Le président syrien Bachar al-Assad a proposé dimanche un plan «politique» impliquant son maintien au pouvoir, une solution aussitôt rejetée par l'opposition, exigeant son départ comme préalable à toute solution au conflit sanglant qui déchire le pays depuis 21 mois.

Dans sa première allocution en sept mois, M. Assad s'est montré inflexible, assurant encore une fois que le conflit qui a fait, selon l'ONU, plus de 60 000 morts, n'opposait pas le pouvoir et l'opposition mais «la patrie et ses ennemis» qui souhaitent sa partition.

Le discours de M. Assad a provoqué les réactions outrées de la Grande-Bretagne, de l'Allemagne et des États-Unis, Londres dénonçant son «hypocrisie», Washington estimant qu'il est «déconnecté de la réalité».

Devant un parterre de partisans réunis à la maison de la culture et des arts, M. Assad a appelé à un dialogue pour lequel il a affirmé ne pas avoir trouvé jusqu'à présent de «partenaire».

Depuis qu'a éclaté en mars 2011 une révolte populaire devenue guerre civile, Damas affirme combattre des «terroristes» armés et financés par l'étranger.

Refusant de négocier avec «des gangs qui prennent leurs ordres de l'étranger», M. Assad a proposé un plan en trois étapes qui commencera par un engagement des pays finançant les «terroristes» «à arrêter».

Aussitôt après, l'armée cessera ses opérations, a-t-il promis, «tout en conservant le droit de répliquer».

Dans ces conditions seulement s'ouvrira «une conférence de dialogue national», a-t-il poursuivi. Cette conférence devra rédiger une «Charte nationale» qui sera soumise à référendum, tandis qu'un nouveau Parlement et un nouveau gouvernement émergeront des urnes.

Toute transition doit «se faire selon les termes de la Constitution», a-t-il insisté, en faisant référence à des élections. Samedi, le quotidien libanais pro-syrien Al-Akhbar affirmait que M. Assad posait comme condition sine qua non la possibilité pour lui d'être candidat à sa propre succession en 2014.
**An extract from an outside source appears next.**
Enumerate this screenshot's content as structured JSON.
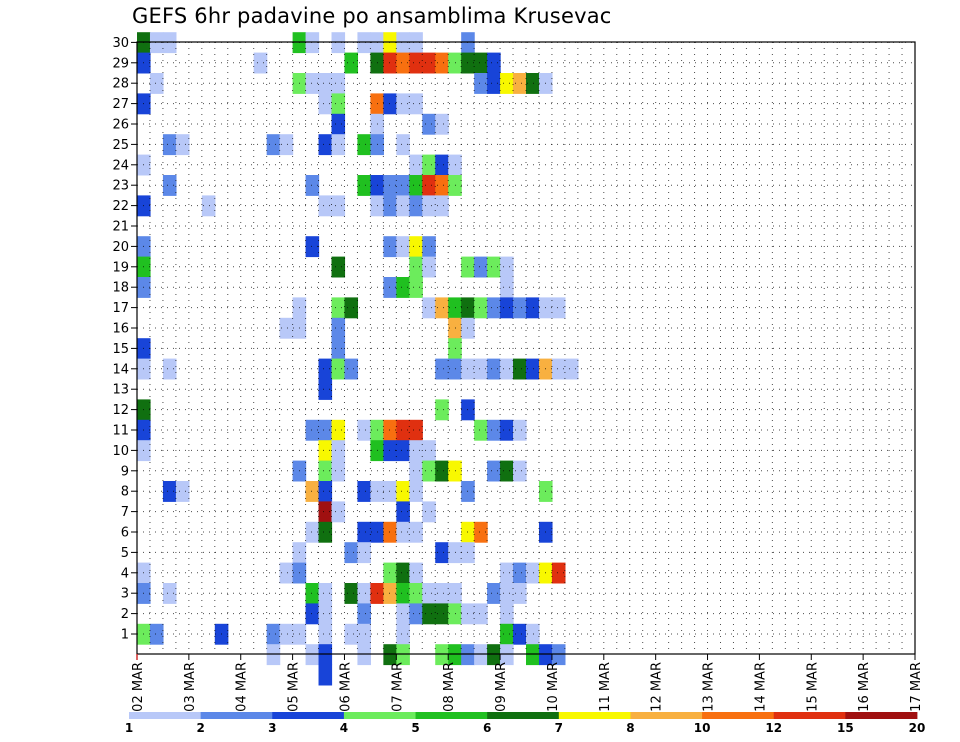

«Déconnecté de la réalité»

Mais l'opposition a aussitôt rejeté ce plan, dont aucune échéance n'est précisée, accusant le chef d'Etat de vouloir choisir ses interlocuteurs et de chercher à se maintenir au pouvoir.

Le porte-parole de la Coalition de l'opposition, Walid al-Bounni, a affirmé, joint par téléphone par l'AFP à Beyrouth, que l'opposition souhaitait «une solution politique, mais l'objectif pour les Syriens est de sortir (M. Assad) et ils ont déjà perdu pour cela plus de 60 000 martyrs (...) ils n'ont pas fait tous ces sacrifices pour permettre le maintien du régime tyrannique».

Alors que M. Assad a présenté pour la première fois une feuille de route aussi détaillée pour une sortie de crise, les Frères musulmans syriens, importante force d'opposition, ont estimé dans un communiqué que ce plan ne représentait «rien», qualifiant le dirigeant de «criminel de guerre devant être jugé».

Le président égyptien Mohamed Morsi a déclaré à la chaîne de télévision CNN qu'il soutenait l'appel du peuple syrien pour faire juger le président Assad pour crimes de guerre, tout en prédisant que le régime au pouvoir à Damas allait tomber.

Sur Twitter, le chef de la diplomatie britannique, William Hague, a estimé que les «vaines promesses de réformes» de M. Assad «ne trompent personne», estimant que le discours du président allait «au-delà de l'hypocrisie».

Berlin a regretté qu'il n'exprime «aucune nouvelle prise de conscience».

Pour Washington, le discours de M. Assad «est une nouvelle tentative du régime pour s'accrocher au pouvoir (...). Son initiative est déconnectée de la réalité», selon la porte-parole de la diplomatie, Victoria Nuland.

L'Union européenne l'a exhorté à se retirer pour permettre «une transition politique».

Sur le terrain, au moins 78 personnes, dont 36 civils, 22 rebelles et 20 soldats ont trouvé la mort dimanche, selon un bilan provisoire de l'Observatoire syrien des droits de l'Homme (OSDH).

M. Assad avait prononcé son dernier discours le 3 juin devant le Parlement, et s'était depuis exprimé dans des médias turc puis russe, martelant à chaque fois que son pays faisait face «à une véritable guerre menée de l'étranger» et se posant comme un rempart contre le «terrorisme».

Son discours intervient alors que le ballet diplomatique semble s'intensifier depuis quelques semaines, notamment dans la région.